What does it take to be a great marketing manager? A strategic mindset. Understanding of the market and the customer. Creativity, yes that too. But there is something that is not on this list — working in an office. This is because being co-located is not required to be a brilliant marketing manager.
You can work remotely and create breakthrough marketing — it just takes certain skills.
What are some of these skills? You need to be able to communicate clearly, of course. You have to be assiduous in how you approach developing your marketing plans. You need to be sure everyone understands the strategy behind the work and that you are meeting deadlines. These are good characteristics for any marketing manager to have.
But let’s layer on the twist of collaborating with teammates who are working across multiple time zones. With asynchronous schedules, you might think remote marketing teams run the risk of misunderstandings and may fall into silos. And when communication breaks down, it is nearly impossible to make meaningful progress on marketing programs and campaigns.
These issues are typically borne out of organizational dysfunction, not remote work.
Our marketing teammates at Aha! are located in cities and towns across the United States — Portland, Dallas, Minneapolis, Princeton, and Charleston, to name a few. And these folks are some of the hardest-working and highest-performing I have ever worked with. Every week, our team releases go-to-market launches, publishes new blog posts, and analyzes ad performance.
I am inspired by our team, but I know that we are not the only ones capable of achieving great things remotely. Here are seven tips for being a successful marketing manager — who just happens to work remotely:
Be the goal-first guide
You are likely wrangling many different projects and assets at once. With folks working from different locations, you want to create consistency across your marketing materials.

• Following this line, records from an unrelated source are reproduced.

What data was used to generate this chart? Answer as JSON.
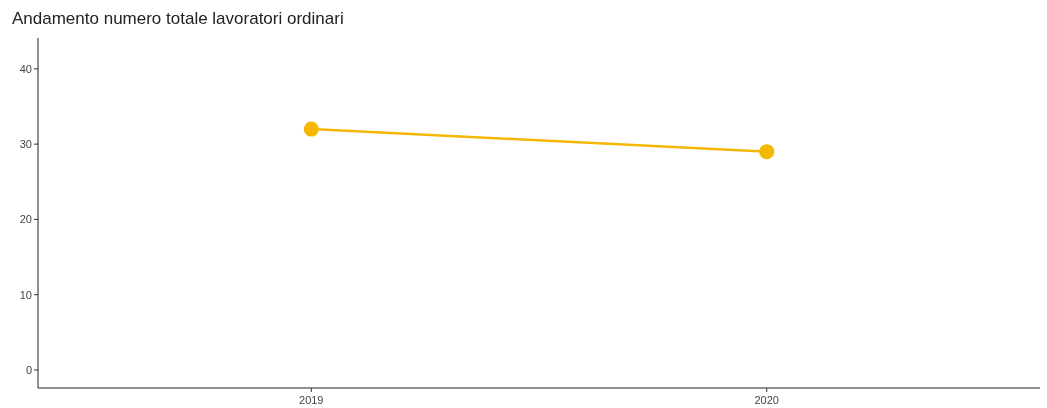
{
  "chart_data": {
    "type": "line",
    "title": "Andamento numero totale lavoratori ordinari",
    "categories": [
      "2019",
      "2020"
    ],
    "series": [
      {
        "color": "#f5b800",
        "values": [
          32,
          29
        ]
      }
    ],
    "ylim": [
      -2.4,
      44.1
    ],
    "yticks": [
      0,
      10,
      20,
      30,
      40
    ],
    "grid": false,
    "marker": "circle",
    "line_style": "solid"
  }
}
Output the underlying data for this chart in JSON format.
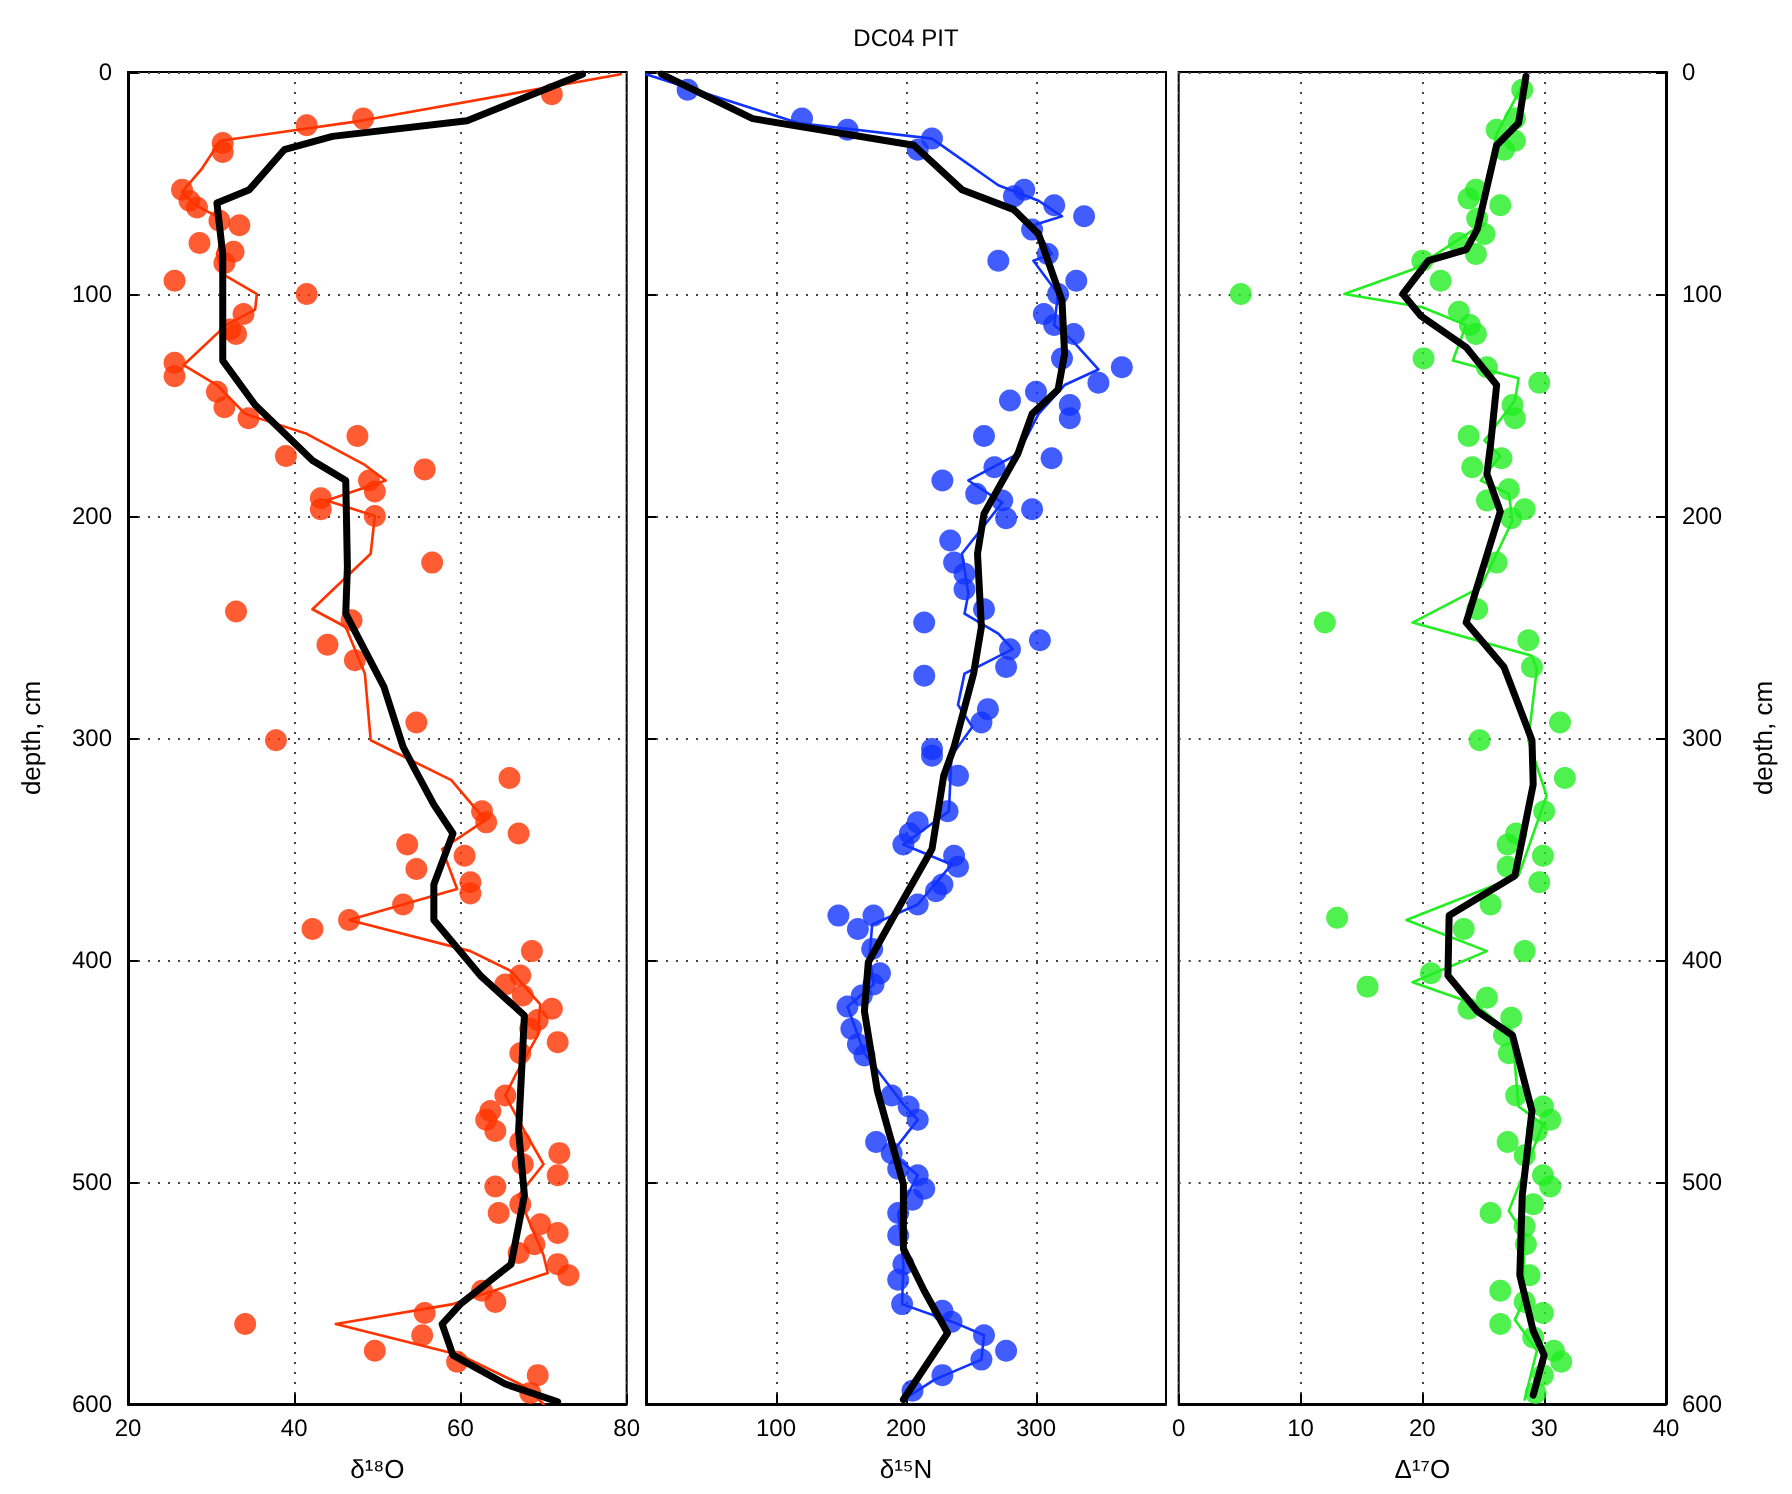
{
  "chart_data": [
    {
      "type": "line",
      "xlabel": "δ¹⁸O",
      "ylabel": "depth, cm",
      "xlim": [
        20,
        80
      ],
      "xticks": [
        20,
        40,
        60,
        80
      ],
      "ylim": [
        600,
        0
      ],
      "yticks": [
        0,
        100,
        200,
        300,
        400,
        500,
        600
      ],
      "grid": true,
      "series": [
        {
          "type": "scatter",
          "marker": "circle",
          "color": "#ff3300",
          "x": [
            71,
            48.3,
            41.5,
            31.4,
            31.4,
            26.5,
            27.4,
            28.3,
            31,
            33.4,
            28.6,
            32.7,
            31.6,
            25.6,
            41.5,
            33.9,
            32.3,
            33,
            25.6,
            25.6,
            30.7,
            31.6,
            34.5,
            47.6,
            39,
            55.7,
            49,
            49.7,
            43.2,
            43.2,
            49.7,
            56.6,
            33,
            46.9,
            47.3,
            44,
            54.7,
            37.8,
            65.9,
            62.6,
            63.1,
            67,
            53.6,
            60.5,
            54.7,
            61.2,
            61.2,
            53.1,
            46.6,
            42.2,
            68.6,
            67.2,
            65.4,
            67.5,
            71,
            69.3,
            68.4,
            71.7,
            67.2,
            65.4,
            63.6,
            63.1,
            64.2,
            67.2,
            71.9,
            67.5,
            71.7,
            64.2,
            67.2,
            64.6,
            69.6,
            71.7,
            68.9,
            67,
            71.7,
            73,
            62.6,
            64.2,
            55.7,
            34.1,
            55.4,
            49.7,
            59.6,
            69.3,
            68.4
          ],
          "values": [
            10,
            21,
            24,
            32,
            36,
            53,
            58,
            61,
            67,
            69,
            77,
            81,
            86,
            94,
            100,
            109,
            116,
            118,
            131,
            137,
            144,
            151,
            156,
            164,
            173,
            179,
            184,
            189,
            192,
            197,
            200,
            221,
            243,
            247,
            265,
            258,
            293,
            301,
            318,
            333,
            338,
            343,
            348,
            353,
            359,
            365,
            370,
            375,
            382,
            386,
            396,
            407,
            411,
            416,
            422,
            427,
            431,
            437,
            442,
            461,
            468,
            472,
            477,
            482,
            487,
            492,
            497,
            502,
            510,
            514,
            519,
            523,
            528,
            532,
            537,
            542,
            549,
            554,
            559,
            564,
            569,
            576,
            581,
            587,
            595
          ]
        },
        {
          "type": "line",
          "marker": "none",
          "line_style": "solid",
          "color": "#ff3300",
          "x": [
            79.3,
            48,
            31.1,
            28.8,
            26.5,
            28.1,
            30.7,
            31.4,
            30.7,
            31.4,
            35.5,
            35.3,
            31.8,
            26.7,
            30.7,
            34.1,
            41.5,
            48.5,
            51,
            43.9,
            49.7,
            49.2,
            42.2,
            46.2,
            48.5,
            49.2,
            58.9,
            63,
            57.8,
            59.6,
            46.6,
            61.2,
            66.1,
            69.6,
            69.3,
            66.6,
            65.4,
            67.7,
            70,
            67,
            68.4,
            70,
            70.5,
            59.1,
            45,
            60,
            67.7,
            70
          ],
          "values": [
            1,
            22,
            31,
            44,
            54,
            60,
            65,
            74,
            82,
            91,
            100,
            107,
            114,
            132,
            141,
            154,
            163,
            177,
            184,
            193,
            200,
            217,
            242,
            250,
            271,
            301,
            319,
            337,
            350,
            368,
            382,
            396,
            405,
            420,
            434,
            452,
            461,
            477,
            492,
            506,
            519,
            533,
            541,
            555,
            564,
            578,
            592,
            600
          ]
        },
        {
          "type": "line",
          "marker": "none",
          "line_style": "solid",
          "color": "#000000",
          "x": [
            74.7,
            60.8,
            44.6,
            38.8,
            34.6,
            30.7,
            31.4,
            31.4,
            35.3,
            42.2,
            46.2,
            46.4,
            46.2,
            50.8,
            53.1,
            54.5,
            56.8,
            59.1,
            56.8,
            56.8,
            62.4,
            67.7,
            67,
            67.7,
            66.1,
            60,
            57.8,
            59.1,
            65.4,
            71.7
          ],
          "values": [
            1,
            22,
            29,
            35,
            53,
            59,
            82,
            130,
            150,
            175,
            184,
            223,
            244,
            277,
            304,
            314,
            330,
            343,
            366,
            382,
            407,
            425,
            477,
            506,
            537,
            555,
            564,
            578,
            591,
            599
          ]
        }
      ]
    },
    {
      "type": "line",
      "title": "DC04 PIT",
      "xlabel": "δ¹⁵N",
      "xlim": [
        0,
        400
      ],
      "xticks": [
        100,
        200,
        300
      ],
      "ylim": [
        600,
        0
      ],
      "yticks": [
        0,
        100,
        200,
        300,
        400,
        500,
        600
      ],
      "tick_labels": "x",
      "grid": true,
      "series": [
        {
          "type": "scatter",
          "marker": "circle",
          "color": "#1133ff",
          "x": [
            32,
            120,
            155,
            220,
            209,
            291,
            283,
            314,
            337,
            297,
            309,
            271,
            331,
            317,
            306,
            314,
            329,
            320,
            366,
            348,
            300,
            280,
            326,
            326,
            260,
            312,
            268,
            228,
            254,
            274,
            277,
            297,
            234,
            237,
            245,
            245,
            260,
            214,
            303,
            280,
            277,
            214,
            263,
            258,
            220,
            220,
            240,
            232,
            209,
            203,
            198,
            237,
            240,
            228,
            223,
            209,
            148,
            175,
            163,
            174,
            180,
            175,
            166,
            155,
            158,
            163,
            168,
            189,
            202,
            209,
            177,
            189,
            194,
            209,
            214,
            205,
            194,
            194,
            198,
            194,
            197,
            228,
            235,
            260,
            277,
            258,
            228,
            205
          ],
          "values": [
            8,
            21,
            26,
            30,
            35,
            53,
            56,
            60,
            65,
            71,
            82,
            85,
            94,
            100,
            109,
            114,
            118,
            129,
            133,
            140,
            144,
            148,
            150,
            156,
            164,
            174,
            178,
            184,
            190,
            193,
            201,
            197,
            211,
            221,
            226,
            233,
            242,
            248,
            256,
            260,
            268,
            272,
            287,
            293,
            305,
            308,
            317,
            333,
            338,
            343,
            348,
            353,
            358,
            366,
            369,
            375,
            380,
            380,
            386,
            395,
            406,
            411,
            416,
            421,
            431,
            438,
            443,
            461,
            466,
            472,
            482,
            487,
            494,
            497,
            503,
            508,
            514,
            524,
            537,
            544,
            555,
            558,
            563,
            569,
            576,
            580,
            587,
            594
          ]
        },
        {
          "type": "line",
          "marker": "none",
          "line_style": "solid",
          "color": "#1133ff",
          "x": [
            0,
            117,
            220,
            271,
            302,
            320,
            298,
            312,
            298,
            317,
            314,
            328,
            348,
            322,
            302,
            286,
            248,
            274,
            243,
            248,
            245,
            271,
            282,
            245,
            240,
            251,
            235,
            233,
            198,
            235,
            209,
            174,
            172,
            175,
            155,
            168,
            198,
            209,
            189,
            209,
            194,
            198,
            197,
            240,
            260,
            258,
            222,
            198
          ],
          "values": [
            1,
            23,
            30,
            51,
            58,
            65,
            69,
            82,
            85,
            100,
            114,
            121,
            134,
            141,
            154,
            172,
            184,
            194,
            217,
            235,
            244,
            253,
            260,
            271,
            285,
            295,
            308,
            333,
            348,
            357,
            375,
            384,
            398,
            411,
            421,
            442,
            465,
            472,
            487,
            497,
            514,
            537,
            555,
            564,
            569,
            580,
            589,
            598
          ]
        },
        {
          "type": "line",
          "marker": "none",
          "line_style": "solid",
          "color": "#000000",
          "x": [
            12,
            82,
            206,
            243,
            283,
            302,
            320,
            322,
            317,
            297,
            286,
            260,
            255,
            258,
            252,
            237,
            229,
            220,
            189,
            171,
            168,
            178,
            198,
            198,
            214,
            232,
            198
          ],
          "values": [
            1,
            21,
            33,
            53,
            62,
            73,
            103,
            127,
            143,
            154,
            172,
            199,
            217,
            250,
            271,
            304,
            317,
            350,
            382,
            401,
            423,
            459,
            501,
            530,
            549,
            568,
            598
          ]
        }
      ]
    },
    {
      "type": "line",
      "xlabel": "Δ¹⁷O",
      "ylabel": "depth, cm",
      "xlim": [
        0,
        40
      ],
      "xticks": [
        0,
        10,
        20,
        30,
        40
      ],
      "ylim": [
        600,
        0
      ],
      "yticks": [
        0,
        100,
        200,
        300,
        400,
        500,
        600
      ],
      "grid": true,
      "series": [
        {
          "type": "scatter",
          "marker": "circle",
          "color": "#22ee22",
          "x": [
            28.2,
            27.6,
            26.1,
            27.6,
            26.7,
            24.4,
            23.8,
            26.4,
            24.5,
            25.1,
            23,
            24.4,
            20,
            21.5,
            5.1,
            23,
            23.9,
            24.4,
            20.1,
            25.3,
            29.6,
            27.4,
            27.6,
            23.8,
            26.5,
            24.1,
            27.1,
            25.3,
            28.4,
            27.3,
            26.1,
            24.5,
            12,
            28.7,
            29,
            31.3,
            24.7,
            31.7,
            30,
            27.7,
            27,
            29.9,
            27,
            29.6,
            25.6,
            13,
            23.4,
            28.4,
            20.7,
            15.5,
            25.3,
            23.8,
            27.3,
            26.7,
            27.1,
            27.7,
            29.9,
            30.5,
            29.4,
            27,
            28.4,
            29.9,
            30.5,
            29.1,
            25.6,
            28.4,
            28.5,
            28.8,
            26.4,
            28.4,
            29.9,
            26.4,
            29.1,
            30.8,
            31.4,
            29.9,
            29.3
          ],
          "values": [
            8,
            21,
            26,
            31,
            35,
            53,
            57,
            60,
            66,
            73,
            77,
            82,
            85,
            94,
            100,
            108,
            114,
            118,
            129,
            133,
            140,
            150,
            156,
            164,
            174,
            178,
            188,
            193,
            197,
            201,
            221,
            242,
            248,
            256,
            268,
            293,
            301,
            318,
            333,
            343,
            348,
            353,
            358,
            365,
            375,
            381,
            386,
            396,
            406,
            412,
            417,
            422,
            426,
            434,
            442,
            461,
            466,
            472,
            477,
            482,
            488,
            497,
            502,
            510,
            514,
            520,
            528,
            542,
            549,
            554,
            559,
            564,
            570,
            576,
            581,
            587,
            595
          ]
        },
        {
          "type": "line",
          "marker": "none",
          "line_style": "solid",
          "color": "#22ee22",
          "x": [
            28.4,
            26.1,
            24.5,
            19.2,
            13.6,
            20,
            23.6,
            22.5,
            27.9,
            27.6,
            25.1,
            26.4,
            24.8,
            27.1,
            27.4,
            24.8,
            19.2,
            29,
            29.4,
            28.7,
            30.2,
            27.9,
            18.7,
            25.3,
            19.2,
            24.4,
            27.4,
            27.9,
            29.9,
            27.1,
            28.4,
            28.2,
            27.6,
            29.4,
            28.4
          ],
          "values": [
            4,
            28,
            70,
            89,
            100,
            106,
            114,
            130,
            138,
            148,
            166,
            173,
            184,
            190,
            202,
            232,
            248,
            263,
            269,
            301,
            326,
            362,
            382,
            396,
            410,
            420,
            434,
            466,
            474,
            513,
            524,
            555,
            562,
            576,
            598
          ]
        },
        {
          "type": "line",
          "marker": "none",
          "line_style": "solid",
          "color": "#000000",
          "x": [
            28.5,
            27.9,
            26.1,
            24.5,
            23.6,
            20.5,
            18.4,
            19.9,
            23.6,
            26.1,
            25.6,
            25.3,
            26.4,
            23.6,
            26.7,
            29,
            29.1,
            27.6,
            22.2,
            22.1,
            24.5,
            27.4,
            29,
            28.2,
            28,
            29.1,
            30,
            29.1
          ],
          "values": [
            2,
            23,
            33,
            71,
            80,
            85,
            100,
            110,
            124,
            141,
            168,
            181,
            198,
            248,
            268,
            301,
            321,
            362,
            380,
            407,
            423,
            434,
            468,
            506,
            542,
            567,
            578,
            596
          ]
        }
      ]
    }
  ]
}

That requires a solid understanding of the “why” behind the work — your marketing strategy. Lead the way in showing others how to take a goal-first approach.
Make plans visual
Ambiguity leads to chaos. You need to define and document everything — plans, workflows, templates — and make sure marketing plans and information are readily accessible. We use our own software for this, of course. Our marketing team builds cross-team roadmaps and calendars to visualize what each group is working on. These plans are referenced and updated daily to make sure everyone has the latest.
Make meetings consistent
Video meetings are essential for a remote marketing manager. But you want to make this time super productive and purposeful. Create a uniform document that lays out an agenda, action items, and open questions for each recurring team meeting. Once you build it out, share it — so everyone can view the agenda beforehand and add their updates and questions. Even better, add the anticipated time needed for each agenda item to keep things moving.
Choose the right channel
Some conversations require that you meet with the entire team on a video call. Others only require a brief exchange over email or instant message. You need lightweight communication guidelines so everyone understands which channels should be used and when. When you improve communication, you naturally improve productivity.
When you come across relevant content or information from another team, share it so that everyone can benefit. And if you see someone struggling or missing deadlines, reach out as soon as possible to address the problem before it gets worse. Err on the side of oversharing and others will do the same.
Even when you meet over video, the nuances of face-to-face conversation can get lost. There is that ever-so-slight delay in the software that can make conversations feel stilted at times, especially for folks who are newer to remote work. So go out of your way to exude a positive attitude when interacting with teammates. And devote time for small talk so you get to know people on a more personal level. (Those tight meeting agendas should make this possible.)
Actual performance is what matters. Whether you lead a team or not, you own the work that you do and you are responsible for communicating the impact that work has on the business. Facts and hard data always speak clearly.
Being a successful marketing manager is not about where you work — it is about what you bring to your work.
Remote work can help you increase efficiency and develop your communication skills faster than if you were in the same room as the team. I know this has been the experience of many folks at Aha!
And the next time you hear someone say that you cannot develop a meaningful program or breakthrough campaign without holing up in a conference room for a brainstorm, share this blog post with them.
What traits would you add to this list?